For the design aspects, I admit it isn't my forte and I'm taking the word of other engineers who may have their own biases. In short, the use of many small engines used together (e.g. Falcon Heavy using 27 Merlin-1Ds and MCT using 9 Raptors) makes a lot of people who have been doing this for much longer than I very uncomfortable. This is especially true given that they are planning on launching Falcon Heavy missions so soon without having tested the cores operating together extensively (to my knowledge, at least).
I'm sorry if this comes off as overly aggressive or biased. I do really think that reusability, automation, and low cost are important goals to work towards. I also even think that SpaceX is making some of the greatest strides in the industry. But I'm very uncomfortable with the company that seems (at least to me) to be disregarding established knowledge that was gained through the hardships of an earlier era.

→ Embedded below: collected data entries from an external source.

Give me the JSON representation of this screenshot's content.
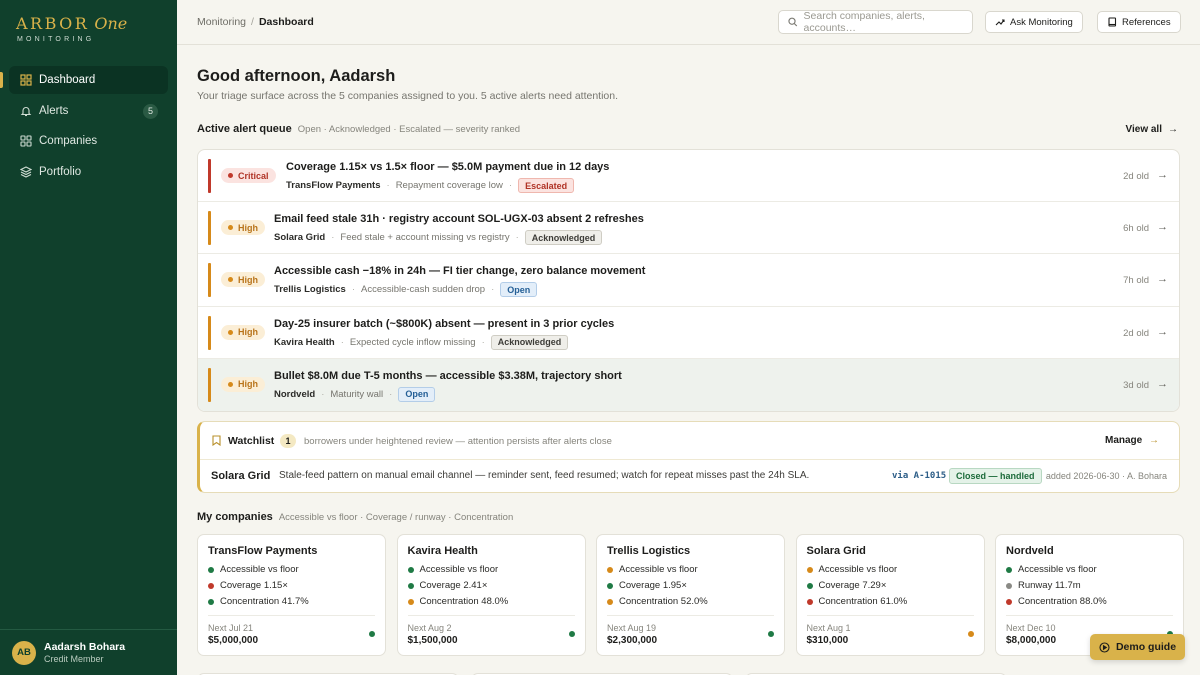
{
  "brand": {
    "name": "ARBOR",
    "suffix": "One",
    "tagline": "MONITORING",
    "gold": "#d9b24a",
    "green": "#10402c"
  },
  "sidebar": {
    "items": [
      {
        "label": "Dashboard",
        "icon": "grid-icon",
        "active": true
      },
      {
        "label": "Alerts",
        "icon": "bell-icon",
        "badge": "5"
      },
      {
        "label": "Companies",
        "icon": "apps-icon"
      },
      {
        "label": "Portfolio",
        "icon": "layers-icon"
      }
    ],
    "user": {
      "initials": "AB",
      "name": "Aadarsh Bohara",
      "role": "Credit Member"
    }
  },
  "topbar": {
    "breadcrumb": [
      "Monitoring",
      "Dashboard"
    ],
    "search_placeholder": "Search companies, alerts, accounts…",
    "ask_label": "Ask Monitoring",
    "references_label": "References"
  },
  "main": {
    "greeting": "Good afternoon, Aadarsh",
    "subtitle": "Your triage surface across the 5 companies assigned to you. 5 active alerts need attention.",
    "queue": {
      "title": "Active alert queue",
      "hint": "Open · Acknowledged · Escalated — severity ranked",
      "view_all": "View all",
      "alerts": [
        {
          "severity": "Critical",
          "title": "Coverage 1.15× vs 1.5× floor — $5.0M payment due in 12 days",
          "company": "TransFlow Payments",
          "reason": "Repayment coverage low",
          "status": "Escalated",
          "age": "2d old"
        },
        {
          "severity": "High",
          "title": "Email feed stale 31h · registry account SOL-UGX-03 absent 2 refreshes",
          "company": "Solara Grid",
          "reason": "Feed stale + account missing vs registry",
          "status": "Acknowledged",
          "age": "6h old"
        },
        {
          "severity": "High",
          "title": "Accessible cash −18% in 24h — FI tier change, zero balance movement",
          "company": "Trellis Logistics",
          "reason": "Accessible-cash sudden drop",
          "status": "Open",
          "age": "7h old"
        },
        {
          "severity": "High",
          "title": "Day-25 insurer batch (~$800K) absent — present in 3 prior cycles",
          "company": "Kavira Health",
          "reason": "Expected cycle inflow missing",
          "status": "Acknowledged",
          "age": "2d old"
        },
        {
          "severity": "High",
          "title": "Bullet $8.0M due T-5 months — accessible $3.38M, trajectory short",
          "company": "Nordveld",
          "reason": "Maturity wall",
          "status": "Open",
          "age": "3d old"
        }
      ]
    },
    "watchlist": {
      "title": "Watchlist",
      "count": "1",
      "hint": "borrowers under heightened review — attention persists after alerts close",
      "manage": "Manage",
      "entry": {
        "company": "Solara Grid",
        "note": "Stale-feed pattern on manual email channel — reminder sent, feed resumed; watch for repeat misses past the 24h SLA.",
        "via": "via A-1015",
        "status": "Closed — handled",
        "added": "added 2026-06-30 · A. Bohara"
      }
    },
    "companies": {
      "title": "My companies",
      "hint": "Accessible vs floor · Coverage / runway · Concentration",
      "cards": [
        {
          "name": "TransFlow Payments",
          "metrics": [
            {
              "label": "Accessible vs floor",
              "color": "#1f7a45"
            },
            {
              "label": "Coverage 1.15×",
              "color": "#c0392b"
            },
            {
              "label": "Concentration 41.7%",
              "color": "#1f7a45"
            }
          ],
          "next": "Next Jul 21",
          "amount": "$5,000,000",
          "status_color": "#1f7a45"
        },
        {
          "name": "Kavira Health",
          "metrics": [
            {
              "label": "Accessible vs floor",
              "color": "#1f7a45"
            },
            {
              "label": "Coverage 2.41×",
              "color": "#1f7a45"
            },
            {
              "label": "Concentration 48.0%",
              "color": "#d68a1a"
            }
          ],
          "next": "Next Aug 2",
          "amount": "$1,500,000",
          "status_color": "#1f7a45"
        },
        {
          "name": "Trellis Logistics",
          "metrics": [
            {
              "label": "Accessible vs floor",
              "color": "#d68a1a"
            },
            {
              "label": "Coverage 1.95×",
              "color": "#1f7a45"
            },
            {
              "label": "Concentration 52.0%",
              "color": "#d68a1a"
            }
          ],
          "next": "Next Aug 19",
          "amount": "$2,300,000",
          "status_color": "#1f7a45"
        },
        {
          "name": "Solara Grid",
          "metrics": [
            {
              "label": "Accessible vs floor",
              "color": "#d68a1a"
            },
            {
              "label": "Coverage 7.29×",
              "color": "#1f7a45"
            },
            {
              "label": "Concentration 61.0%",
              "color": "#c0392b"
            }
          ],
          "next": "Next Aug 1",
          "amount": "$310,000",
          "status_color": "#d68a1a"
        },
        {
          "name": "Nordveld",
          "metrics": [
            {
              "label": "Accessible vs floor",
              "color": "#1f7a45"
            },
            {
              "label": "Runway 11.7m",
              "color": "#8a8a85"
            },
            {
              "label": "Concentration 88.0%",
              "color": "#c0392b"
            }
          ],
          "next": "Next Dec 10",
          "amount": "$8,000,000",
          "status_color": "#1f7a45"
        }
      ]
    }
  },
  "demo_guide": "Demo guide",
  "colors": {
    "critical": "#c0392b",
    "high": "#d68a1a",
    "escalated_bg": "#fbe3e0",
    "ack_bg": "#efeee9",
    "open_bg": "#e3eef9"
  }
}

Agreed, with the caveat that you can make more reliable rocket _components_ that way, and you can use those components to assemble a more reliable system from them.

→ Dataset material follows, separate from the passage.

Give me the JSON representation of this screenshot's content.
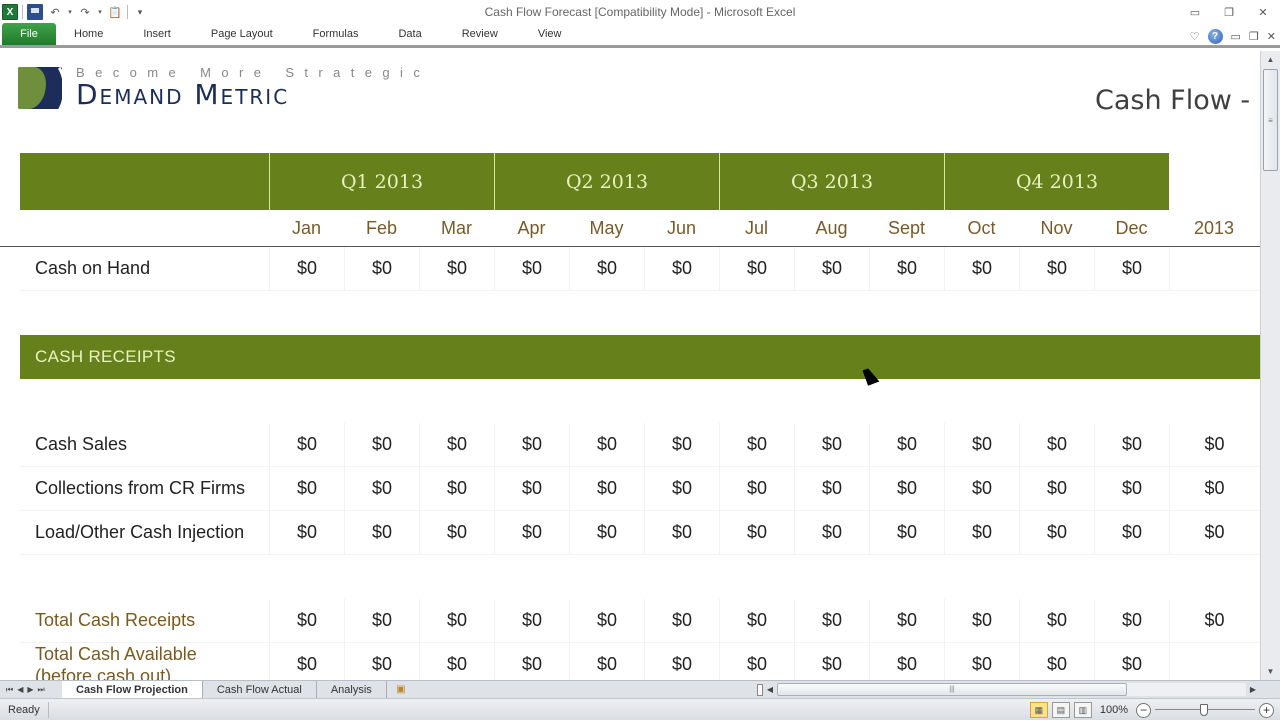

No matter how reliable your individual components are, the added complexity from using many of them together in an already complex system is an area of concern.
As a small example: the Falcon 9 has 9 Merlin 1-D engines pulling from shared RP-1/LOx on the first stage. Combustion instability in any one of the engines can induce a 'pogo oscillation' in the fuel lines that can stress the structure of the spacecraft. More engines means a higher risk of instability inducing such an event and damaging the spacecraft.
Afaik, no one really has a generalized solution for dealing with pogo oscillations but many (including SpaceX) have ad-hoc solutions for specific rocket designs.
The wrinkle here is that the Falcon Heavy is going to not only have 3 Falcon 9 cores, these cores will also be cross-supplying fuel/oxidizer to each other (i.e. the left and right cores will feed the center engines before separating).
Even small changes in rocket design can bring underlying issues to light [0], and ad-hoc solutions, by definition, shouldn't be expected to solve them across the board.
[0] Anecdotal again, I know, but: I was speaking with a solid rocket engineer a little while back who had helped diagnose a combustion instability. The root cause ended up being that the aluminum pellets embedded into the oxidizer were shaped such that they could clump together and create small bursts of excess thrust under certain conditions. This excess thrust had happened in just such a way that it created a standing wave inside the combustion chamber which vibrated the entire structure during flight.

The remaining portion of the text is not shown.